As for the County, spokesperson Lee Catlin says it has been holding off on any decisions about committing to a future recycling program (she had no knowledge of van der Linde's proposal) until the RSWA completes its strategic plan-- "so that we can make sure our efforts are coordinated with RSWA's future approach," she says.
Calls to recycling operations manager Bruce Edmonds were directed to Frederick, who says that it's too early in the RSWA's study to make a decision on the private sector machine.
Undeterred, van der Linde now says he's prepared to offer individual neighborhoods, schools, and other municipalities the same deal he offered the RSWA. For example, his container company would supply a neighborhood association with a permanent large container like the ones common on construction sites for free (neighbors would decide where to put it-- perhaps on some municipal property, he suggests), and charge only a standard transportation and tonnage fee.
Unlike the City's curbside recycling program, or the popular recycling center on McIntire Road, which still requires donors to separate recyclables and takes only certain ones, literally everything but food waste can be tossed into van der Linde's containers, and they would be conveniently located nearby.

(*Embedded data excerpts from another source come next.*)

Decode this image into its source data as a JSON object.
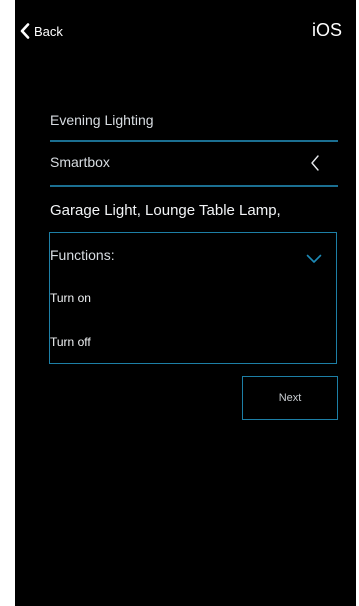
{
  "nav": {
    "back_label": "Back",
    "back_icon": "chevron-left-icon",
    "platform": "iOS"
  },
  "form": {
    "scene_name": "Evening Lighting",
    "smartbox": "Smartbox",
    "smartbox_icon": "chevron-left-icon",
    "devices": "Garage Light, Lounge Table Lamp,",
    "functions": {
      "label": "Functions:",
      "icon": "chevron-down-icon",
      "options": [
        "Turn on",
        "Turn off"
      ]
    },
    "next_label": "Next"
  },
  "colors": {
    "background": "#000000",
    "accent": "#1d7fa6",
    "text": "#d8dde2"
  }
}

"Not only are we going to be separating materials," he explains, "but we're going to be preparing the materials for re-use."
This is where he hopes his gamble will pay off-- in the emerging market for recyclables.
"All the recyclables that go into the facility will leave already processed," he says. "This stuff will basically go out the door gift-wrapped."
For example, a concrete and rock crusher rigged with a magnet can sort though construction debris, removing rebar and other metals, and leave it ready to be used as fill. The same goes for cardboard, paper, plastic, cement, carpet (including pad), glass, metals, brick, yard waste, wood, drywall, asphalt, styrofoam, and nearly everything else imaginable, which will all be prepared on site for re-use. (Anything intact, he says, will be sent to Habitat for Humanity.)
Van der Linde says he's come to the conclusion that source-separated recycling systems are inherently flawed because they're too complicated and labor-intensive. "People need to be real green to make it work on a large scale," he says.
In 2003, the County stopped its curbside recycling service for everything but newspapers because it had become too expensive. In its absence, the RSWA published a guide directing folks to drop various materials at different facilities-- some of which can be dropped off only at certain times. The recycling guide is three single-spaced pages long. Meanwhile, the RSWA's strategic plan continues to analyze what one man may have already figured out.
"Participation in single-stream recycling skyrockets when it's put in place," says van der Linde. "Simply stated, I do the grunt work, and the public gets the glory. We can all be recycling evangelists when it's made this cheap and easy."